Kuhlmann también destacó el papel que desempeña la temperatura corporal. «Cuanto más aumenta la temperatura corporal durante el día, más baja es la temperatura corporal durante la noche y más sueño de ondas lentas (es decir, sueño profundo) se logra», dijo. Por el contrario, aumentar la temperatura corporal durante la noche, por ejemplo mediante ejercicio vigoroso, envía una señal al reloj biológico que es hora de estar despierto. Se necesitan entre 30 y 60 minutos para que la temperatura corporal central baje y promueva la somnolencia.

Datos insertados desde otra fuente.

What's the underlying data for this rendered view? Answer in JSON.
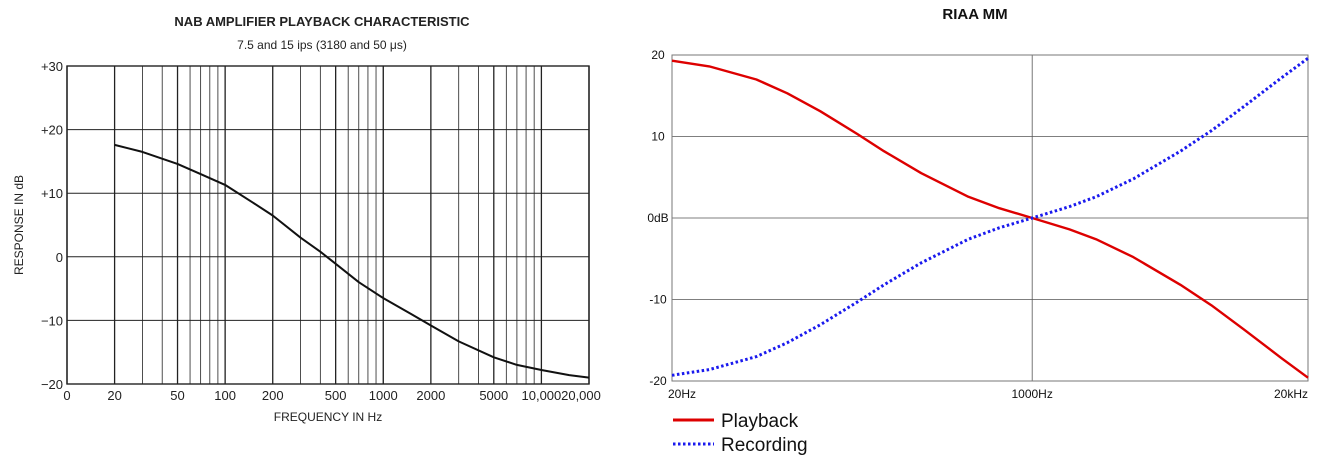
{
  "chart_data": [
    {
      "type": "line",
      "title": "NAB AMPLIFIER PLAYBACK CHARACTERISTIC",
      "subtitle": "7.5 and 15 ips   (3180 and 50 μs)",
      "xlabel": "FREQUENCY IN Hz",
      "ylabel": "RESPONSE IN dB",
      "x_scale": "log",
      "grid": true,
      "x_tick_labels": [
        "0",
        "20",
        "50",
        "100",
        "200",
        "500",
        "1000",
        "2000",
        "5000",
        "10,000",
        "20,000"
      ],
      "y_tick_labels": [
        "+30",
        "+20",
        "+10",
        "0",
        "−10",
        "−20"
      ],
      "y_ticks": [
        30,
        20,
        10,
        0,
        -10,
        -20
      ],
      "ylim": [
        -20,
        30
      ],
      "xlim": [
        10,
        20000
      ],
      "series": [
        {
          "x": [
            20,
            30,
            50,
            70,
            100,
            150,
            200,
            300,
            400,
            500,
            700,
            1000,
            1500,
            2000,
            3000,
            5000,
            7000,
            10000,
            15000,
            20000
          ],
          "y": [
            17.6,
            16.5,
            14.6,
            13.0,
            11.3,
            8.5,
            6.5,
            3.0,
            0.8,
            -1.1,
            -4.0,
            -6.5,
            -9.0,
            -10.8,
            -13.3,
            -15.8,
            -17.0,
            -17.8,
            -18.6,
            -19.0
          ]
        }
      ]
    },
    {
      "type": "line",
      "title": "RIAA MM",
      "x_scale": "log",
      "grid": true,
      "x_tick_labels": [
        "20Hz",
        "1000Hz",
        "20kHz"
      ],
      "x_ticks": [
        20,
        1000,
        20000
      ],
      "y_tick_labels": [
        "20",
        "10",
        "0dB",
        "-10",
        "-20"
      ],
      "y_ticks": [
        20,
        10,
        0,
        -10,
        -20
      ],
      "ylim": [
        -20,
        20
      ],
      "xlim": [
        20,
        20000
      ],
      "legend": "bottom-left",
      "series": [
        {
          "name": "Playback",
          "color": "#dd0000",
          "line_style": "solid",
          "x": [
            20,
            30,
            50,
            70,
            100,
            150,
            200,
            300,
            500,
            700,
            1000,
            1500,
            2000,
            3000,
            5000,
            7000,
            10000,
            15000,
            20000
          ],
          "y": [
            19.3,
            18.6,
            17.0,
            15.3,
            13.1,
            10.3,
            8.2,
            5.5,
            2.6,
            1.2,
            0.0,
            -1.4,
            -2.6,
            -4.8,
            -8.2,
            -10.7,
            -13.7,
            -17.2,
            -19.6
          ]
        },
        {
          "name": "Recording",
          "color": "#1a1aee",
          "line_style": "dotted",
          "x": [
            20,
            30,
            50,
            70,
            100,
            150,
            200,
            300,
            500,
            700,
            1000,
            1500,
            2000,
            3000,
            5000,
            7000,
            10000,
            15000,
            20000
          ],
          "y": [
            -19.3,
            -18.6,
            -17.0,
            -15.3,
            -13.1,
            -10.3,
            -8.2,
            -5.5,
            -2.6,
            -1.2,
            0.0,
            1.4,
            2.6,
            4.8,
            8.2,
            10.7,
            13.7,
            17.2,
            19.6
          ]
        }
      ]
    }
  ]
}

La conexión entre el insomnio y la actividad no es una propuesta única para todos

¿Qué pasa si eres un adicto al ejercicio y todavía no puedes dormir? Danielle Ricks, directora de educación y participación comunitaria de Montgomery County Media en Silver Spring, MD, y profesora adjunta en la Universidad Howard en Washington, DC, es una de esas adictas y dijo que para ella, dormir es difícil de alcanzar.

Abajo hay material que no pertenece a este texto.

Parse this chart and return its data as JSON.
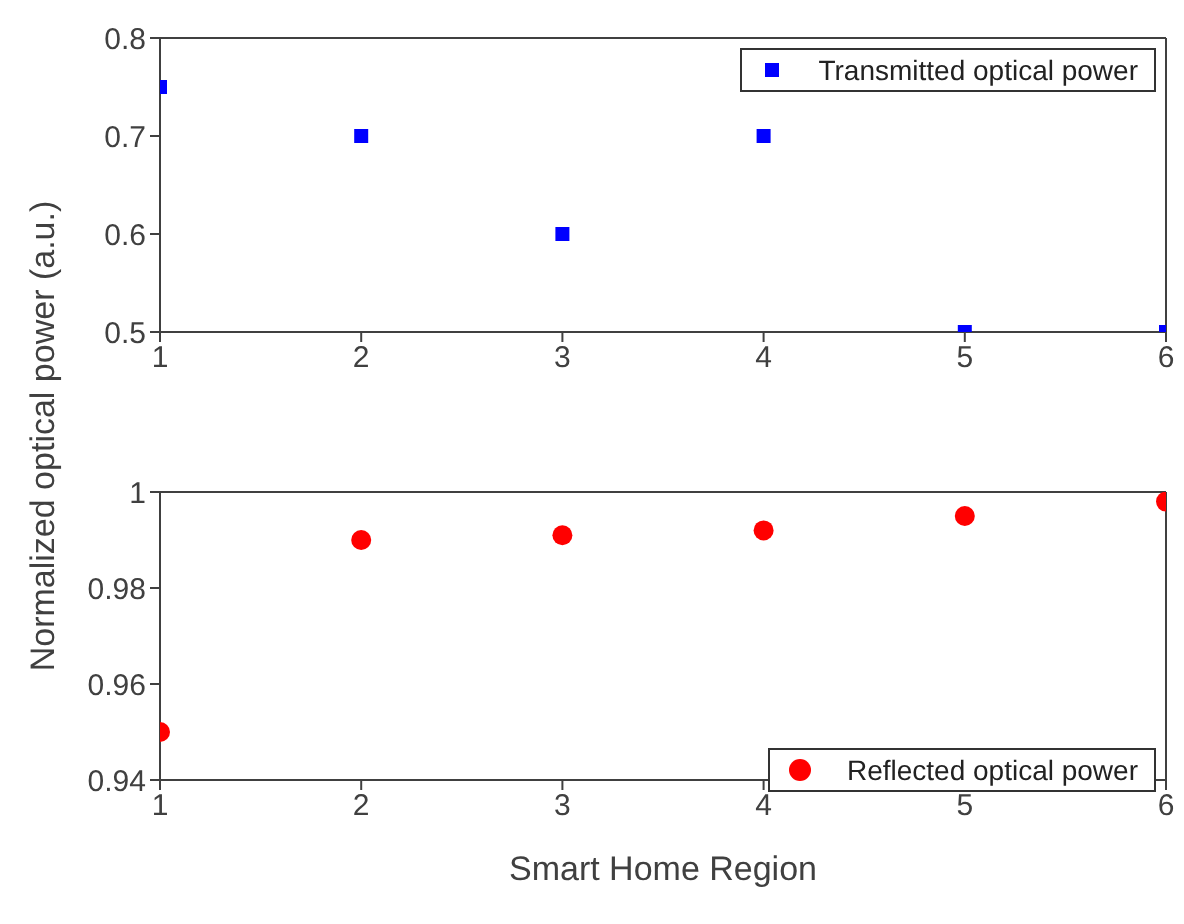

Ricks compartió que su insomnio comenzó después de un ataque de enfermedad de Crohn en toda regla y varios ciclos de prednisona.

“Aunque he dejado de tomar medicamentos durante dos décadas, nunca he recuperado mis patrones de sueño correctamente. No tengo problemas para conciliar el sueño, pero sí para mantenerme dormido a pesar de haber hecho ejercicio constantemente durante 30 años”, dijo. Ricks hace entrenamiento con pesas y actividad aeróbica con regularidad, además de meditación.

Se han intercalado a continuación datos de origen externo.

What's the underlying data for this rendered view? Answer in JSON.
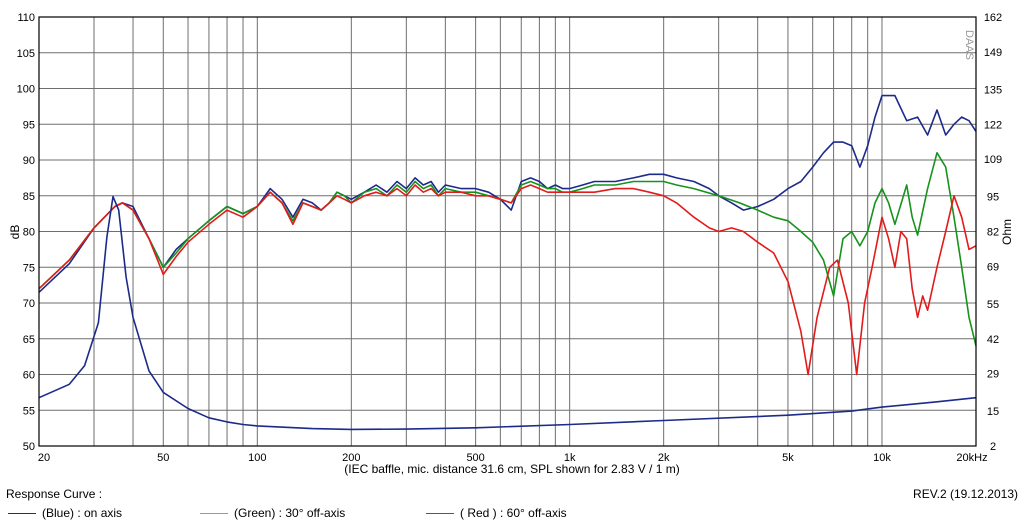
{
  "chart_data": {
    "type": "line",
    "caption": "(IEC baffle, mic. distance 31.6 cm, SPL shown for 2.83 V / 1 m)",
    "watermark": "DAAS",
    "x_scale": "log",
    "xlim": [
      20,
      20000
    ],
    "ylim": [
      50,
      110
    ],
    "y2lim": [
      2,
      162
    ],
    "ylabel": "dB",
    "y2label": "Ohm",
    "x_ticks": [
      {
        "value": 20,
        "label": "20"
      },
      {
        "value": 50,
        "label": "50"
      },
      {
        "value": 100,
        "label": "100"
      },
      {
        "value": 200,
        "label": "200"
      },
      {
        "value": 500,
        "label": "500"
      },
      {
        "value": 1000,
        "label": "1k"
      },
      {
        "value": 2000,
        "label": "2k"
      },
      {
        "value": 5000,
        "label": "5k"
      },
      {
        "value": 10000,
        "label": "10k"
      },
      {
        "value": 20000,
        "label": "20kHz"
      }
    ],
    "y_ticks": [
      {
        "value": 50,
        "label": "50"
      },
      {
        "value": 55,
        "label": "55"
      },
      {
        "value": 60,
        "label": "60"
      },
      {
        "value": 65,
        "label": "65"
      },
      {
        "value": 70,
        "label": "70"
      },
      {
        "value": 75,
        "label": "75"
      },
      {
        "value": 80,
        "label": "80"
      },
      {
        "value": 85,
        "label": "85"
      },
      {
        "value": 90,
        "label": "90"
      },
      {
        "value": 95,
        "label": "95"
      },
      {
        "value": 100,
        "label": "100"
      },
      {
        "value": 105,
        "label": "105"
      },
      {
        "value": 110,
        "label": "110"
      }
    ],
    "y2_ticks": [
      {
        "value": 2,
        "label": "2"
      },
      {
        "value": 15,
        "label": "15"
      },
      {
        "value": 29,
        "label": "29"
      },
      {
        "value": 42,
        "label": "42"
      },
      {
        "value": 55,
        "label": "55"
      },
      {
        "value": 69,
        "label": "69"
      },
      {
        "value": 82,
        "label": "82"
      },
      {
        "value": 95,
        "label": "95"
      },
      {
        "value": 109,
        "label": "109"
      },
      {
        "value": 122,
        "label": "122"
      },
      {
        "value": 135,
        "label": "135"
      },
      {
        "value": 149,
        "label": "149"
      },
      {
        "value": 162,
        "label": "162"
      }
    ],
    "series": [
      {
        "id": "on_axis",
        "color": "#1c2a8a",
        "values": [
          [
            20,
            71.5
          ],
          [
            25,
            75.5
          ],
          [
            30,
            80.5
          ],
          [
            35,
            83.5
          ],
          [
            37,
            84
          ],
          [
            40,
            83.5
          ],
          [
            45,
            79
          ],
          [
            50,
            75
          ],
          [
            55,
            77.5
          ],
          [
            60,
            79
          ],
          [
            70,
            81.5
          ],
          [
            80,
            83.5
          ],
          [
            90,
            82.5
          ],
          [
            100,
            83.5
          ],
          [
            110,
            86
          ],
          [
            120,
            84.5
          ],
          [
            130,
            82
          ],
          [
            140,
            84.5
          ],
          [
            150,
            84
          ],
          [
            160,
            83
          ],
          [
            170,
            84
          ],
          [
            180,
            85.5
          ],
          [
            190,
            85
          ],
          [
            200,
            84.5
          ],
          [
            220,
            85.5
          ],
          [
            240,
            86.5
          ],
          [
            260,
            85.5
          ],
          [
            280,
            87
          ],
          [
            300,
            86
          ],
          [
            320,
            87.5
          ],
          [
            340,
            86.5
          ],
          [
            360,
            87
          ],
          [
            380,
            85.5
          ],
          [
            400,
            86.5
          ],
          [
            450,
            86
          ],
          [
            500,
            86
          ],
          [
            550,
            85.5
          ],
          [
            600,
            84.5
          ],
          [
            650,
            83
          ],
          [
            700,
            87
          ],
          [
            750,
            87.5
          ],
          [
            800,
            87
          ],
          [
            850,
            86
          ],
          [
            900,
            86.5
          ],
          [
            950,
            86
          ],
          [
            1000,
            86
          ],
          [
            1100,
            86.5
          ],
          [
            1200,
            87
          ],
          [
            1400,
            87
          ],
          [
            1600,
            87.5
          ],
          [
            1800,
            88
          ],
          [
            2000,
            88
          ],
          [
            2200,
            87.5
          ],
          [
            2500,
            87
          ],
          [
            2800,
            86
          ],
          [
            3000,
            85
          ],
          [
            3300,
            84
          ],
          [
            3600,
            83
          ],
          [
            4000,
            83.5
          ],
          [
            4500,
            84.5
          ],
          [
            5000,
            86
          ],
          [
            5500,
            87
          ],
          [
            6000,
            89
          ],
          [
            6500,
            91
          ],
          [
            7000,
            92.5
          ],
          [
            7500,
            92.5
          ],
          [
            8000,
            92
          ],
          [
            8500,
            89
          ],
          [
            9000,
            92
          ],
          [
            9500,
            96
          ],
          [
            10000,
            99
          ],
          [
            11000,
            99
          ],
          [
            12000,
            95.5
          ],
          [
            13000,
            96
          ],
          [
            14000,
            93.5
          ],
          [
            15000,
            97
          ],
          [
            16000,
            93.5
          ],
          [
            17000,
            95
          ],
          [
            18000,
            96
          ],
          [
            19000,
            95.5
          ],
          [
            20000,
            94
          ]
        ]
      },
      {
        "id": "off_axis_30",
        "color": "#17931c",
        "values": [
          [
            20,
            72
          ],
          [
            25,
            76
          ],
          [
            30,
            80.5
          ],
          [
            35,
            83.5
          ],
          [
            37,
            84
          ],
          [
            40,
            83
          ],
          [
            45,
            79
          ],
          [
            50,
            75
          ],
          [
            55,
            77
          ],
          [
            60,
            79
          ],
          [
            70,
            81.5
          ],
          [
            80,
            83.5
          ],
          [
            90,
            82.5
          ],
          [
            100,
            83.5
          ],
          [
            110,
            85.5
          ],
          [
            120,
            84
          ],
          [
            130,
            81.5
          ],
          [
            140,
            84
          ],
          [
            150,
            83.5
          ],
          [
            160,
            83
          ],
          [
            170,
            84
          ],
          [
            180,
            85.5
          ],
          [
            190,
            85
          ],
          [
            200,
            84
          ],
          [
            220,
            85.5
          ],
          [
            240,
            86
          ],
          [
            260,
            85
          ],
          [
            280,
            86.5
          ],
          [
            300,
            85.5
          ],
          [
            320,
            87
          ],
          [
            340,
            86
          ],
          [
            360,
            86.5
          ],
          [
            380,
            85
          ],
          [
            400,
            86
          ],
          [
            450,
            85.5
          ],
          [
            500,
            85.5
          ],
          [
            550,
            85
          ],
          [
            600,
            84.5
          ],
          [
            650,
            84
          ],
          [
            700,
            86.5
          ],
          [
            750,
            87
          ],
          [
            800,
            86.5
          ],
          [
            850,
            86
          ],
          [
            900,
            86
          ],
          [
            950,
            85.5
          ],
          [
            1000,
            85.5
          ],
          [
            1100,
            86
          ],
          [
            1200,
            86.5
          ],
          [
            1400,
            86.5
          ],
          [
            1600,
            87
          ],
          [
            1800,
            87
          ],
          [
            2000,
            87
          ],
          [
            2200,
            86.5
          ],
          [
            2500,
            86
          ],
          [
            3000,
            85
          ],
          [
            3500,
            84
          ],
          [
            4000,
            83
          ],
          [
            4500,
            82
          ],
          [
            5000,
            81.5
          ],
          [
            5500,
            80
          ],
          [
            6000,
            78.5
          ],
          [
            6500,
            76
          ],
          [
            7000,
            71
          ],
          [
            7500,
            79
          ],
          [
            8000,
            80
          ],
          [
            8500,
            78
          ],
          [
            9000,
            80
          ],
          [
            9500,
            84
          ],
          [
            10000,
            86
          ],
          [
            10500,
            84
          ],
          [
            11000,
            81
          ],
          [
            12000,
            86.5
          ],
          [
            12500,
            82
          ],
          [
            13000,
            79.5
          ],
          [
            14000,
            86
          ],
          [
            15000,
            91
          ],
          [
            16000,
            89
          ],
          [
            17000,
            82
          ],
          [
            18000,
            75
          ],
          [
            19000,
            68
          ],
          [
            20000,
            64
          ]
        ]
      },
      {
        "id": "off_axis_60",
        "color": "#e21b1b",
        "values": [
          [
            20,
            72
          ],
          [
            25,
            76
          ],
          [
            30,
            80.5
          ],
          [
            35,
            83.5
          ],
          [
            37,
            84
          ],
          [
            40,
            83
          ],
          [
            45,
            79
          ],
          [
            50,
            74
          ],
          [
            55,
            76.5
          ],
          [
            60,
            78.5
          ],
          [
            70,
            81
          ],
          [
            80,
            83
          ],
          [
            90,
            82
          ],
          [
            100,
            83.5
          ],
          [
            110,
            85.5
          ],
          [
            120,
            84
          ],
          [
            130,
            81
          ],
          [
            140,
            84
          ],
          [
            150,
            83.5
          ],
          [
            160,
            83
          ],
          [
            170,
            84
          ],
          [
            180,
            85
          ],
          [
            190,
            84.5
          ],
          [
            200,
            84
          ],
          [
            220,
            85
          ],
          [
            240,
            85.5
          ],
          [
            260,
            85
          ],
          [
            280,
            86
          ],
          [
            300,
            85
          ],
          [
            320,
            86.5
          ],
          [
            340,
            85.5
          ],
          [
            360,
            86
          ],
          [
            380,
            85
          ],
          [
            400,
            85.5
          ],
          [
            450,
            85.5
          ],
          [
            500,
            85
          ],
          [
            550,
            85
          ],
          [
            600,
            84.5
          ],
          [
            650,
            84
          ],
          [
            700,
            86
          ],
          [
            750,
            86.5
          ],
          [
            800,
            86
          ],
          [
            850,
            85.5
          ],
          [
            900,
            85.5
          ],
          [
            950,
            85.5
          ],
          [
            1000,
            85.5
          ],
          [
            1100,
            85.5
          ],
          [
            1200,
            85.5
          ],
          [
            1400,
            86
          ],
          [
            1600,
            86
          ],
          [
            1800,
            85.5
          ],
          [
            2000,
            85
          ],
          [
            2200,
            84
          ],
          [
            2500,
            82
          ],
          [
            2800,
            80.5
          ],
          [
            3000,
            80
          ],
          [
            3300,
            80.5
          ],
          [
            3600,
            80
          ],
          [
            4000,
            78.5
          ],
          [
            4500,
            77
          ],
          [
            5000,
            73
          ],
          [
            5500,
            66
          ],
          [
            5800,
            60
          ],
          [
            6200,
            68
          ],
          [
            6800,
            75
          ],
          [
            7200,
            76
          ],
          [
            7800,
            70
          ],
          [
            8300,
            60
          ],
          [
            8800,
            70
          ],
          [
            9300,
            75
          ],
          [
            10000,
            82
          ],
          [
            10500,
            79
          ],
          [
            11000,
            75
          ],
          [
            11500,
            80
          ],
          [
            12000,
            79
          ],
          [
            12500,
            72
          ],
          [
            13000,
            68
          ],
          [
            13500,
            71
          ],
          [
            14000,
            69
          ],
          [
            15000,
            75
          ],
          [
            16000,
            80
          ],
          [
            17000,
            85
          ],
          [
            18000,
            82
          ],
          [
            19000,
            77.5
          ],
          [
            20000,
            78
          ]
        ]
      },
      {
        "id": "impedance",
        "color": "#1c2a8a",
        "axis": "y2",
        "values": [
          [
            20,
            20
          ],
          [
            25,
            25
          ],
          [
            28,
            32
          ],
          [
            31,
            48
          ],
          [
            33,
            80
          ],
          [
            34.5,
            95
          ],
          [
            36,
            90
          ],
          [
            38,
            65
          ],
          [
            40,
            50
          ],
          [
            45,
            30
          ],
          [
            50,
            22
          ],
          [
            60,
            16
          ],
          [
            70,
            12.5
          ],
          [
            80,
            11
          ],
          [
            90,
            10
          ],
          [
            100,
            9.5
          ],
          [
            150,
            8.5
          ],
          [
            200,
            8.2
          ],
          [
            300,
            8.3
          ],
          [
            500,
            8.8
          ],
          [
            1000,
            10
          ],
          [
            2000,
            11.5
          ],
          [
            5000,
            13.5
          ],
          [
            8000,
            15
          ],
          [
            10000,
            16.5
          ],
          [
            15000,
            18.5
          ],
          [
            20000,
            20
          ]
        ]
      }
    ]
  },
  "legend": {
    "title": "Response Curve :",
    "revision": "REV.2 (19.12.2013)",
    "items": [
      {
        "label": "(Blue)  : on axis",
        "color": "#1c2a8a"
      },
      {
        "label": "(Green) : 30° off-axis",
        "color": "#7fbf1f"
      },
      {
        "label": "( Red ) : 60° off-axis",
        "color": "#e21b1b"
      }
    ]
  }
}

Lo mismo ocurre con Tracy Endo, instructora de natación y conductora de Uber con sede en Virginia. Endo, que ahora tiene 58 años, dijo que comenzó a tener problemas de sueño hace aproximadamente 15 años, problemas que, según ella, fueron causados ​​por el estrés causado por los cambios hormonales y por ser madre soltera. “Me despierto a las 3:30 de la mañana y no puedo volver a dormir, y eso sucede, en promedio, tres o cuatro veces por semana”, dijo.

Al igual que Ricks, la actividad física ha sido constante en la vida de Endo. “Soy una ávida excursionista”, dijo, y señaló que camina de 3 a 4 millas al menos cuatro veces por semana durante el invierno y mucho más durante los meses más cálidos. Endo también dijo que ha sido triatleta Ironman y sale regularmente en su tabla de remo, pero que sus patrones de sueño rara vez han cambiado.

Por cada Ricks o Endo, hay personas para quienes la actividad física regular reduce los síntomas del insomnio. Una cosa importante a tener en cuenta es que no todas las personas que se despiertan durante la noche o tienen problemas para conciliar el sueño tienen verdadero insomnio, una razón clave por la que Kuhlmann dijo que creía que era importante establecer expectativas realistas, especialmente a medida que envejecemos.